이것을 다이어그램으로 표현한다면 아래와 같다.

(선형+비선형을 하나의 Layer로 묶은 표현)

Code

gv('''
subgraph cluster_1{
    style=filled;
    color=lightgrey;
    "X" 
    label = "Layer 0"
}
subgraph cluster_2{
    style=filled;
    color=lightgrey;
    "X" -> "u1[:,0]"
    "X" -> "u1[:,1]"
    "u1[:,0]" -> "v1[:,0]"[label="relu"]
    "u1[:,1]" -> "v1[:,1]"[label="relu"]
    label = "Layer 1"
}
subgraph cluster_3{
    style=filled;
    color=lightgrey;
    "v1[:,0]" -> "u2"
    "v1[:,1]" -> "u2"
    "u2" -> "v2=yhat"[label="sigmoid"]
    label = "Layer 2"
}
''')

Layer를 세는 방법

정석: 학습가능한 파라메터가 몇층으로 있는지…
일부 교재 설명: 입력층은 계산하지 않음, activation layer는 계산하지 않음.
위의 예제의 경우 number of layer = 2 이다.

사실 input layer, activation layer 등의 표현을 자주 사용해서 layer를 세는 방법이 처음에는 헷갈립니다..

Hidden Layer의 수를 세는 방법

Layer의 수 = Hidden Layer의 수 + 출력층의 수 = Hidden Layer의 수 + 1
위의 예제의 경우 number of hidden layer = 1 이다.

* node의 개념: \(u\to v\)로 가는 쌍을 간단히 노드라는 개념을 이용하여 나타낼 수 있음.

(노드의 개념이 포함된 그림)

Code

gv('''
subgraph cluster_1{
    style=filled;
    color=lightgrey;
    "X" 
    label = "Layer 0"
}
subgraph cluster_2{
    style=filled;
    color=lightgrey;
    "X" -> "node1"
    "X" -> "node2"
    label = "Layer 1:relu"
}
subgraph cluster_3{
    style=filled;
    color=lightgrey;
    "node1" -> "yhat "
    "node2" -> "yhat "
    label = "Layer 2:sigmoid"
}
''')

여기에서 node의 숫자 = feature의 숫자와 같이 이해할 수 있다. 즉 아래와 같이 이해할 수 있다.
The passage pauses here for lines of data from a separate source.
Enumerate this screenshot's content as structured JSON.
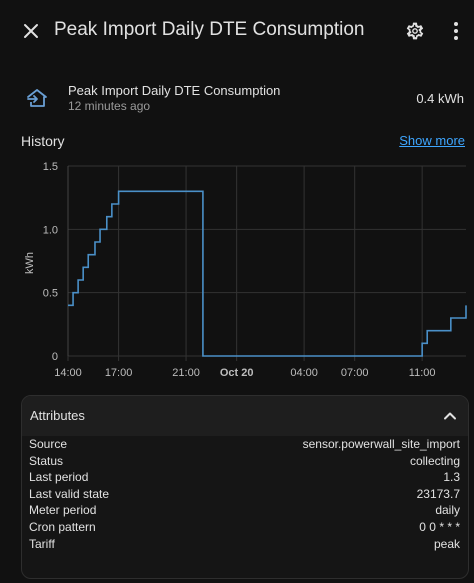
{
  "dialog": {
    "title": "Peak Import Daily DTE Consumption"
  },
  "entity": {
    "name": "Peak Import Daily DTE Consumption",
    "last_changed": "12 minutes ago",
    "state": "0.4 kWh",
    "icon": "home-import-outline-icon"
  },
  "history": {
    "title": "History",
    "show_more": "Show more"
  },
  "chart_data": {
    "type": "line",
    "ylabel": "kWh",
    "ylim": [
      0,
      1.5
    ],
    "y_ticks": [
      "0",
      "0.5",
      "1.0",
      "1.5"
    ],
    "x_ticks": [
      "14:00",
      "17:00",
      "21:00",
      "Oct 20",
      "04:00",
      "07:00",
      "11:00"
    ],
    "x_tick_hours": [
      14,
      17,
      21,
      24,
      28,
      31,
      35
    ],
    "xlim_hours": [
      14,
      37.6
    ],
    "grid": true,
    "line_color": "#4a90c8",
    "series": [
      {
        "x": [
          14,
          14.3,
          14.6,
          14.9,
          15.2,
          15.6,
          15.9,
          16.3,
          16.6,
          17.0,
          17.3,
          17.7,
          18.0,
          18.3,
          18.8,
          22.0,
          35.0,
          35.3,
          35.6,
          36.7,
          37.6
        ],
        "values": [
          0.4,
          0.5,
          0.6,
          0.7,
          0.8,
          0.9,
          1.0,
          1.1,
          1.2,
          1.3,
          1.3,
          1.3,
          1.3,
          1.3,
          1.3,
          0,
          0.1,
          0.2,
          0.2,
          0.3,
          0.4
        ]
      }
    ]
  },
  "attributes": {
    "title": "Attributes",
    "rows": [
      {
        "key": "Source",
        "value": "sensor.powerwall_site_import"
      },
      {
        "key": "Status",
        "value": "collecting"
      },
      {
        "key": "Last period",
        "value": "1.3"
      },
      {
        "key": "Last valid state",
        "value": "23173.7"
      },
      {
        "key": "Meter period",
        "value": "daily"
      },
      {
        "key": "Cron pattern",
        "value": "0 0 * * *"
      },
      {
        "key": "Tariff",
        "value": "peak"
      }
    ]
  }
}
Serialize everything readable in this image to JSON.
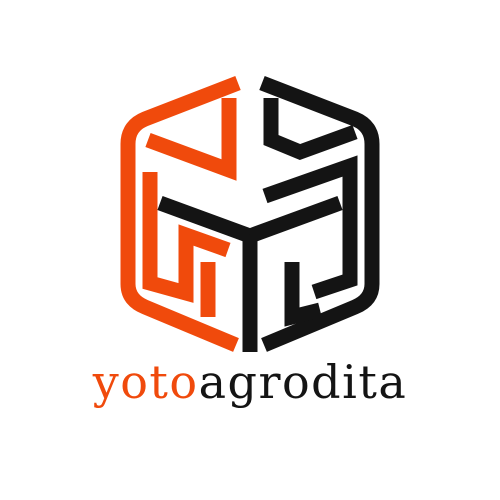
{
  "brand": {
    "name_part_accent": "yoto",
    "name_part_dark": "agrodita"
  },
  "colors": {
    "accent": "#f04a0c",
    "dark": "#141414",
    "background": "#ffffff"
  },
  "icons": {
    "mark": "hexagonal-cube-monogram-icon"
  }
}
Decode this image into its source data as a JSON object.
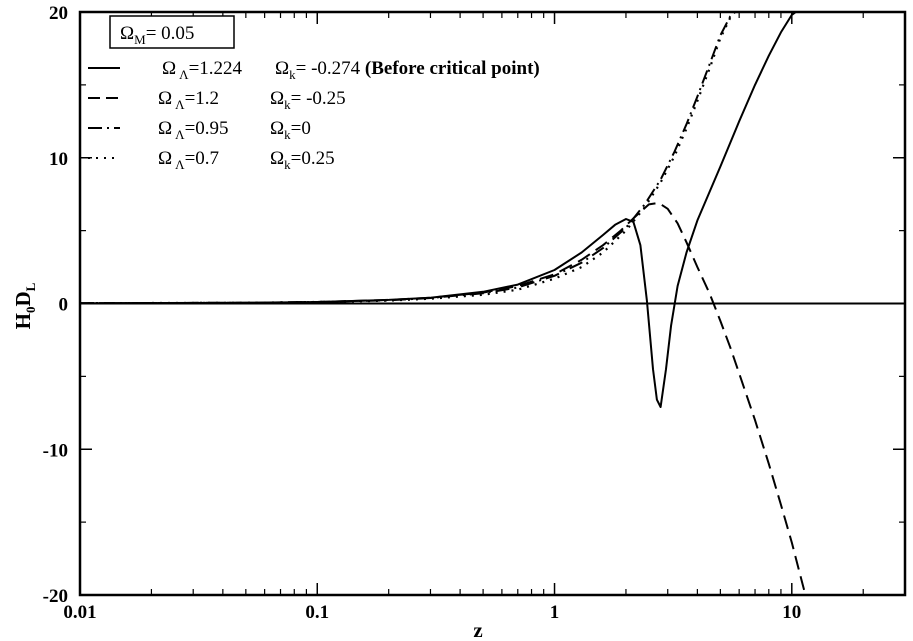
{
  "chart_data": {
    "type": "line",
    "xscale": "log",
    "xlim": [
      0.01,
      30
    ],
    "ylim": [
      -20,
      20
    ],
    "xlabel": "z",
    "ylabel": {
      "main": "H",
      "sub1": "0",
      "main2": "D",
      "sub2": "L"
    },
    "xticks": [
      {
        "value": 0.01,
        "label": "0.01"
      },
      {
        "value": 0.1,
        "label": "0.1"
      },
      {
        "value": 1,
        "label": "1"
      },
      {
        "value": 10,
        "label": "10"
      }
    ],
    "yticks": [
      {
        "value": -20,
        "label": "-20"
      },
      {
        "value": -10,
        "label": "-10"
      },
      {
        "value": 0,
        "label": "0"
      },
      {
        "value": 10,
        "label": "10"
      },
      {
        "value": 20,
        "label": "20"
      }
    ],
    "grid": false,
    "zero_line": true,
    "annotation": {
      "symbol": "Ω",
      "sub": "M",
      "text": "= 0.05"
    },
    "series": [
      {
        "style": "solid",
        "legend": {
          "lambda_value": "=1.224",
          "k_value": "= -0.274",
          "note": "(Before critical point)"
        },
        "x": [
          0.01,
          0.05,
          0.1,
          0.2,
          0.3,
          0.5,
          0.7,
          1.0,
          1.3,
          1.6,
          1.8,
          2.0,
          2.15,
          2.3,
          2.45,
          2.6,
          2.7,
          2.8,
          2.95,
          3.1,
          3.3,
          3.6,
          4.0,
          5.0,
          6.0,
          7.0,
          8.0,
          9.0,
          10.0,
          10.8
        ],
        "y": [
          0.02,
          0.05,
          0.1,
          0.25,
          0.4,
          0.8,
          1.3,
          2.3,
          3.5,
          4.7,
          5.4,
          5.8,
          5.6,
          4.0,
          0.2,
          -4.5,
          -6.6,
          -7.1,
          -4.5,
          -1.5,
          1.2,
          3.5,
          5.7,
          9.4,
          12.5,
          15.0,
          17.0,
          18.6,
          19.8,
          20.2
        ]
      },
      {
        "style": "dashed",
        "legend": {
          "lambda_value": "=1.2",
          "k_value": "= -0.25",
          "note": ""
        },
        "x": [
          0.01,
          0.05,
          0.1,
          0.2,
          0.3,
          0.5,
          0.7,
          1.0,
          1.3,
          1.6,
          1.9,
          2.2,
          2.5,
          2.75,
          3.0,
          3.3,
          3.6,
          4.0,
          4.5,
          5.0,
          5.5,
          6.0,
          7.0,
          8.0,
          9.0,
          10.0,
          11.0,
          11.5
        ],
        "y": [
          0.02,
          0.05,
          0.1,
          0.25,
          0.4,
          0.75,
          1.2,
          2.0,
          3.0,
          4.0,
          5.0,
          6.0,
          6.8,
          6.9,
          6.5,
          5.5,
          4.2,
          2.5,
          0.7,
          -1.2,
          -3.0,
          -4.8,
          -8.0,
          -11.0,
          -13.8,
          -16.4,
          -19.0,
          -20.2
        ]
      },
      {
        "style": "dashdot",
        "legend": {
          "lambda_value": "=0.95",
          "k_value": "=0",
          "note": ""
        },
        "x": [
          0.01,
          0.05,
          0.1,
          0.2,
          0.3,
          0.5,
          0.7,
          1.0,
          1.3,
          1.6,
          2.0,
          2.4,
          2.8,
          3.2,
          3.6,
          4.0,
          4.5,
          5.0,
          5.5,
          5.9
        ],
        "y": [
          0.02,
          0.05,
          0.1,
          0.22,
          0.38,
          0.7,
          1.1,
          1.9,
          2.8,
          3.8,
          5.2,
          6.8,
          8.5,
          10.4,
          12.3,
          14.2,
          16.4,
          18.4,
          19.7,
          20.2
        ]
      },
      {
        "style": "dotted",
        "legend": {
          "lambda_value": "=0.7",
          "k_value": "=0.25",
          "note": ""
        },
        "x": [
          0.01,
          0.05,
          0.1,
          0.2,
          0.3,
          0.5,
          0.7,
          1.0,
          1.3,
          1.6,
          2.0,
          2.4,
          2.8,
          3.2,
          3.6,
          4.0,
          4.5,
          5.0,
          5.5,
          5.9
        ],
        "y": [
          0.02,
          0.05,
          0.1,
          0.2,
          0.33,
          0.6,
          0.95,
          1.7,
          2.5,
          3.5,
          5.0,
          6.6,
          8.3,
          10.1,
          12.0,
          13.9,
          16.1,
          18.2,
          19.6,
          20.2
        ]
      }
    ]
  }
}
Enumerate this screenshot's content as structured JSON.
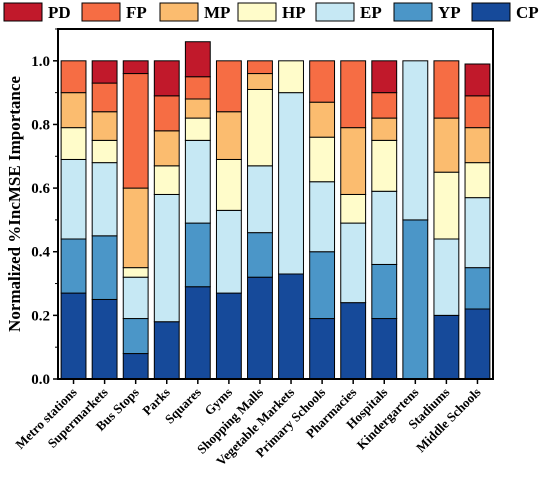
{
  "chart_data": {
    "type": "bar",
    "stacked": true,
    "normalized": true,
    "title": "",
    "xlabel": "",
    "ylabel": "Normalized %IncMSE Importance",
    "ylim": [
      0,
      1.1
    ],
    "yticks": [
      "0.0",
      "0.2",
      "0.4",
      "0.6",
      "0.8",
      "1.0"
    ],
    "legend_position": "top",
    "grid": false,
    "categories": [
      "Metro stations",
      "Supermarkets",
      "Bus Stops",
      "Parks",
      "Squares",
      "Gyms",
      "Shopping Malls",
      "Vegetable Markets",
      "Primary Schools",
      "Pharmacies",
      "Hospitals",
      "Kindergartens",
      "Stadiums",
      "Middle Schools"
    ],
    "series": [
      {
        "name": "CP",
        "color": "#164a9a",
        "values": [
          0.27,
          0.25,
          0.08,
          0.18,
          0.29,
          0.27,
          0.32,
          0.33,
          0.19,
          0.24,
          0.19,
          0.0,
          0.2,
          0.22
        ]
      },
      {
        "name": "YP",
        "color": "#4b96c8",
        "values": [
          0.17,
          0.2,
          0.11,
          0.0,
          0.2,
          0.0,
          0.14,
          0.0,
          0.21,
          0.0,
          0.17,
          0.5,
          0.0,
          0.13
        ]
      },
      {
        "name": "EP",
        "color": "#c6e8f4",
        "values": [
          0.25,
          0.23,
          0.13,
          0.4,
          0.26,
          0.26,
          0.21,
          0.57,
          0.22,
          0.25,
          0.23,
          0.5,
          0.24,
          0.22
        ]
      },
      {
        "name": "HP",
        "color": "#fffcca",
        "values": [
          0.1,
          0.07,
          0.03,
          0.09,
          0.07,
          0.16,
          0.24,
          0.1,
          0.14,
          0.09,
          0.16,
          0.0,
          0.21,
          0.11
        ]
      },
      {
        "name": "MP",
        "color": "#fbbc6f",
        "values": [
          0.11,
          0.09,
          0.25,
          0.11,
          0.06,
          0.15,
          0.05,
          0.0,
          0.11,
          0.21,
          0.07,
          0.0,
          0.17,
          0.11
        ]
      },
      {
        "name": "FP",
        "color": "#f66d44",
        "values": [
          0.1,
          0.09,
          0.36,
          0.11,
          0.07,
          0.16,
          0.04,
          0.0,
          0.13,
          0.21,
          0.08,
          0.0,
          0.18,
          0.1
        ]
      },
      {
        "name": "PD",
        "color": "#c1192b",
        "values": [
          0.0,
          0.07,
          0.04,
          0.11,
          0.11,
          0.0,
          0.0,
          0.0,
          0.0,
          0.0,
          0.1,
          0.0,
          0.0,
          0.1
        ]
      }
    ],
    "legend_order": [
      "PD",
      "FP",
      "MP",
      "HP",
      "EP",
      "YP",
      "CP"
    ]
  }
}
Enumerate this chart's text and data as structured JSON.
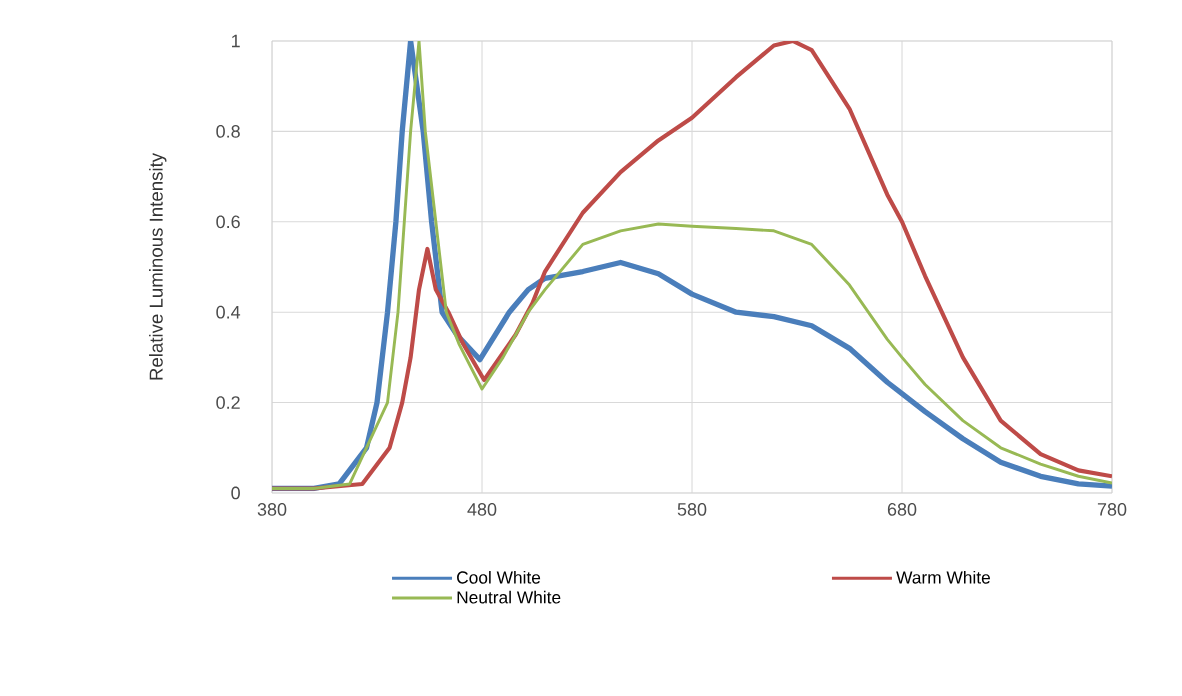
{
  "chart_data": {
    "type": "line",
    "ylabel": "Relative Luminous Intensity",
    "xlim": [
      380,
      780
    ],
    "ylim": [
      0,
      1
    ],
    "xticks": [
      380,
      480,
      580,
      680,
      780
    ],
    "yticks": [
      0,
      0.2,
      0.4,
      0.6,
      0.8,
      1
    ],
    "grid": true,
    "legend": "bottom",
    "marker": "none",
    "line_style": "solid",
    "series": [
      {
        "name": "Cool White",
        "color": "#4a7ebb",
        "x": [
          380,
          400,
          412,
          425,
          430,
          435,
          439,
          442,
          446,
          452,
          456,
          461,
          468,
          479,
          493,
          502,
          510,
          528,
          546,
          564,
          580,
          601,
          619,
          637,
          655,
          673,
          680,
          691,
          709,
          727,
          746,
          764,
          780
        ],
        "values": [
          0.01,
          0.01,
          0.02,
          0.1,
          0.2,
          0.4,
          0.6,
          0.8,
          1.0,
          0.8,
          0.6,
          0.4,
          0.35,
          0.295,
          0.4,
          0.45,
          0.475,
          0.49,
          0.51,
          0.485,
          0.44,
          0.4,
          0.39,
          0.37,
          0.32,
          0.245,
          0.22,
          0.18,
          0.12,
          0.068,
          0.037,
          0.02,
          0.015
        ]
      },
      {
        "name": "Warm White",
        "color": "#be4b48",
        "x": [
          380,
          400,
          423,
          436,
          442,
          446,
          450,
          454,
          458,
          464,
          471,
          481,
          496,
          504,
          510,
          528,
          546,
          564,
          580,
          601,
          619,
          628,
          637,
          655,
          673,
          680,
          691,
          709,
          727,
          746,
          764,
          780
        ],
        "values": [
          0.01,
          0.01,
          0.02,
          0.1,
          0.2,
          0.3,
          0.45,
          0.54,
          0.45,
          0.4,
          0.33,
          0.25,
          0.35,
          0.42,
          0.49,
          0.62,
          0.71,
          0.78,
          0.83,
          0.92,
          0.99,
          1.0,
          0.98,
          0.85,
          0.66,
          0.6,
          0.48,
          0.3,
          0.16,
          0.086,
          0.05,
          0.037
        ]
      },
      {
        "name": "Neutral White",
        "color": "#98b954",
        "x": [
          380,
          400,
          417,
          435,
          440,
          443,
          446,
          450,
          453,
          458,
          463,
          469,
          480,
          490,
          502,
          510,
          528,
          546,
          564,
          580,
          601,
          619,
          637,
          655,
          673,
          680,
          691,
          709,
          727,
          746,
          764,
          780
        ],
        "values": [
          0.01,
          0.01,
          0.02,
          0.2,
          0.4,
          0.6,
          0.8,
          1.0,
          0.8,
          0.6,
          0.4,
          0.33,
          0.23,
          0.3,
          0.4,
          0.45,
          0.55,
          0.58,
          0.595,
          0.59,
          0.585,
          0.58,
          0.55,
          0.46,
          0.34,
          0.3,
          0.24,
          0.16,
          0.1,
          0.064,
          0.037,
          0.022
        ]
      }
    ]
  }
}
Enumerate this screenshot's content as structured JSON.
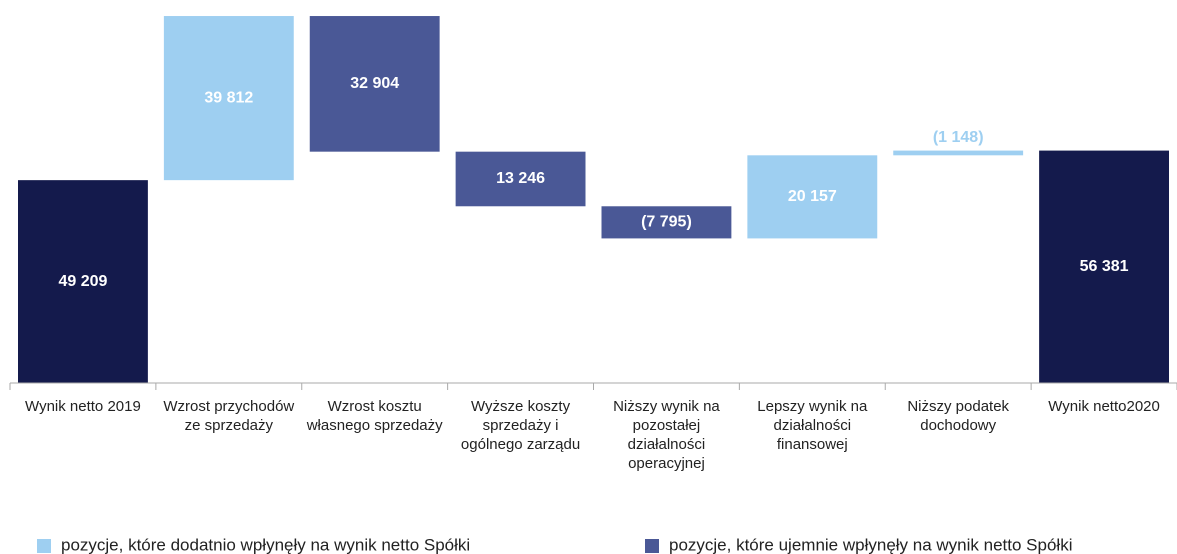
{
  "chart_data": {
    "type": "waterfall",
    "categories": [
      "Wynik netto 2019",
      "Wzrost przychodów ze sprzedaży",
      "Wzrost kosztu własnego sprzedaży",
      "Wyższe koszty sprzedaży i ogólnego zarządu",
      "Niższy wynik na pozostałej działalności operacyjnej",
      "Lepszy wynik na działalności finansowej",
      "Niższy podatek dochodowy",
      "Wynik netto2020"
    ],
    "values": [
      49209,
      39812,
      32904,
      13246,
      -7795,
      20157,
      -1148,
      56381
    ],
    "value_labels": [
      "49 209",
      "39 812",
      "32 904",
      "13 246",
      "(7 795)",
      "20 157",
      "(1 148)",
      "56 381"
    ],
    "kinds": [
      "total",
      "positive",
      "negative",
      "negative",
      "negative",
      "positive",
      "positive",
      "total"
    ],
    "colors": {
      "total": "#141a4c",
      "positive": "#9ecff1",
      "negative": "#4a5896"
    },
    "legend": [
      {
        "name": "pozycje, które dodatnio wpłynęły na wynik netto Spółki",
        "kind": "positive"
      },
      {
        "name": "pozycje, które ujemnie wpłynęły na wynik netto Spółki",
        "kind": "negative"
      }
    ],
    "ylim": [
      0,
      90000
    ]
  }
}
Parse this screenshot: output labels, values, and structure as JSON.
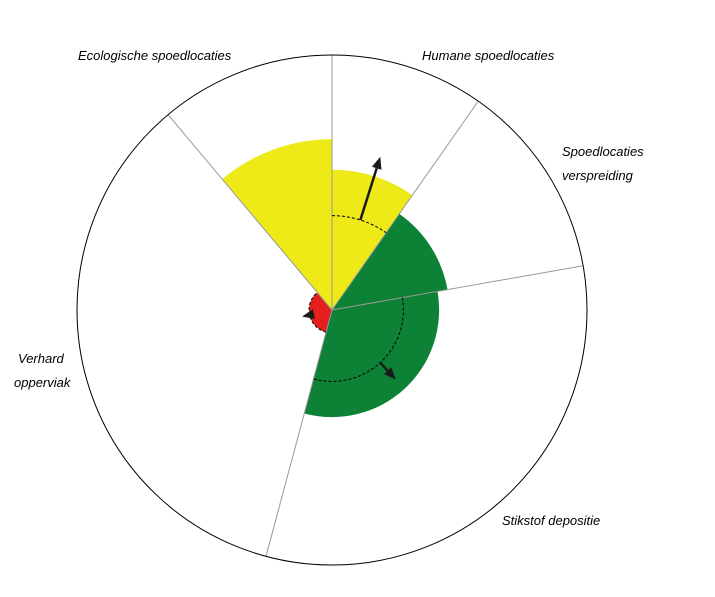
{
  "chart_data": {
    "type": "polar-area",
    "title": "",
    "rmax": 100,
    "zero_angle_clockwise_from_north": 0,
    "categories": [
      {
        "name_lines": [
          "Humane spoedlocaties"
        ],
        "start_deg": 0,
        "end_deg": 35,
        "value": 55,
        "reference": 37,
        "target": 63,
        "color": "#eeea17"
      },
      {
        "name_lines": [
          "Spoedlocaties",
          "verspreiding"
        ],
        "start_deg": 35,
        "end_deg": 80,
        "value": 46,
        "reference": null,
        "target": null,
        "color": "#0d8236"
      },
      {
        "name_lines": [
          "Stikstof depositie"
        ],
        "start_deg": 80,
        "end_deg": 195,
        "value": 42,
        "reference": 28,
        "target": 37,
        "color": "#0d8236"
      },
      {
        "name_lines": [
          "Verhard",
          "opperviak"
        ],
        "start_deg": 195,
        "end_deg": 320,
        "value": 9,
        "reference": 9,
        "target": 12,
        "color": "#e3201d"
      },
      {
        "name_lines": [
          "Ecologische spoedlocaties"
        ],
        "start_deg": 320,
        "end_deg": 360,
        "value": 67,
        "reference": null,
        "target": null,
        "color": "#eeea17"
      }
    ],
    "colors": {
      "outline": "#000000",
      "sector_divider": "#999999",
      "reference_arc": "#000000",
      "arrow": "#1a1a1a"
    }
  }
}
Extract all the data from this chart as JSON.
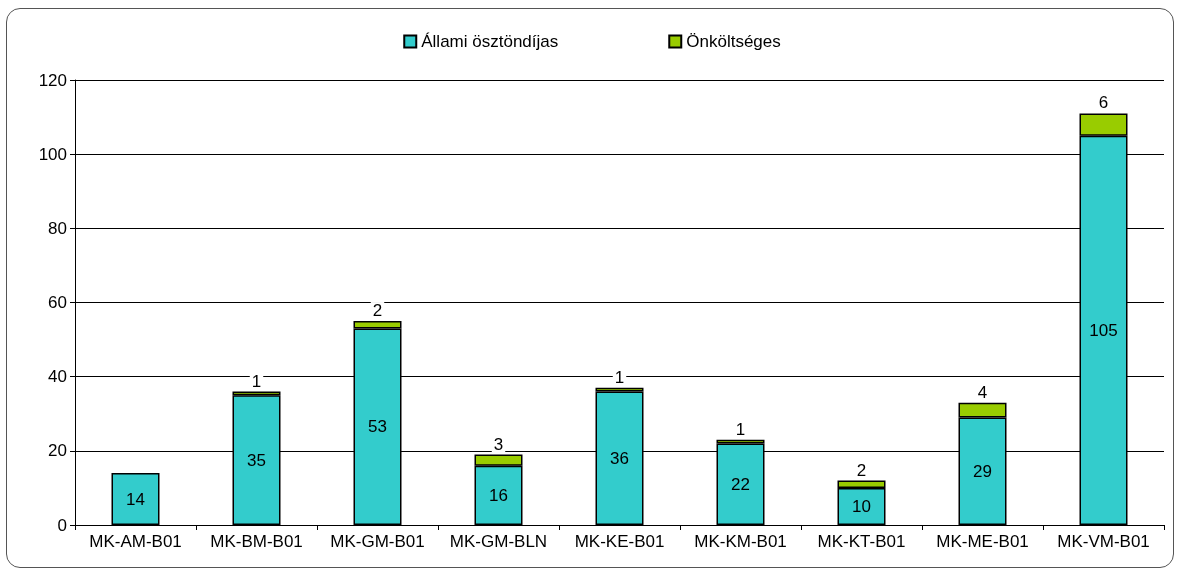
{
  "chart_data": {
    "type": "bar",
    "stacked": true,
    "categories": [
      "MK-AM-B01",
      "MK-BM-B01",
      "MK-GM-B01",
      "MK-GM-BLN",
      "MK-KE-B01",
      "MK-KM-B01",
      "MK-KT-B01",
      "MK-ME-B01",
      "MK-VM-B01"
    ],
    "series": [
      {
        "name": "Állami ösztöndíjas",
        "color": "#33cccc",
        "values": [
          14,
          35,
          53,
          16,
          36,
          22,
          10,
          29,
          105
        ]
      },
      {
        "name": "Önköltséges",
        "color": "#99cc00",
        "values": [
          null,
          1,
          2,
          3,
          1,
          1,
          2,
          4,
          6
        ]
      }
    ],
    "ylim": [
      0,
      120
    ],
    "yticks": [
      0,
      20,
      40,
      60,
      80,
      100,
      120
    ],
    "grid": "y",
    "legend": "top",
    "data_labels": true
  }
}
(“number of nodes = number of features”로 이해한 그림)

Code

gv('''
subgraph cluster_1{
    style=filled;
    color=lightgrey;
    "X" 
    label = "Layer 0"
}
subgraph cluster_2{
    style=filled;
    color=lightgrey;
    "X" -> "feature1"
    "X" -> "feature2"
    label = "Layer 1:relu"
}
subgraph cluster_3{
    style=filled;
    color=lightgrey;
    "feature1" -> "yhat "
    "feature2" -> "yhat "
    label = "Layer 2:sigmoid"
}
''')

다이어그램의 표현방식은 교재마다 달라서 모든 예시를 달달 외울 필요는 없습니다. 다만 임의의 다이어그램을 보고 대응하는 네트워크를 pytorch로 구현하는 능력은 매우 중요합니다.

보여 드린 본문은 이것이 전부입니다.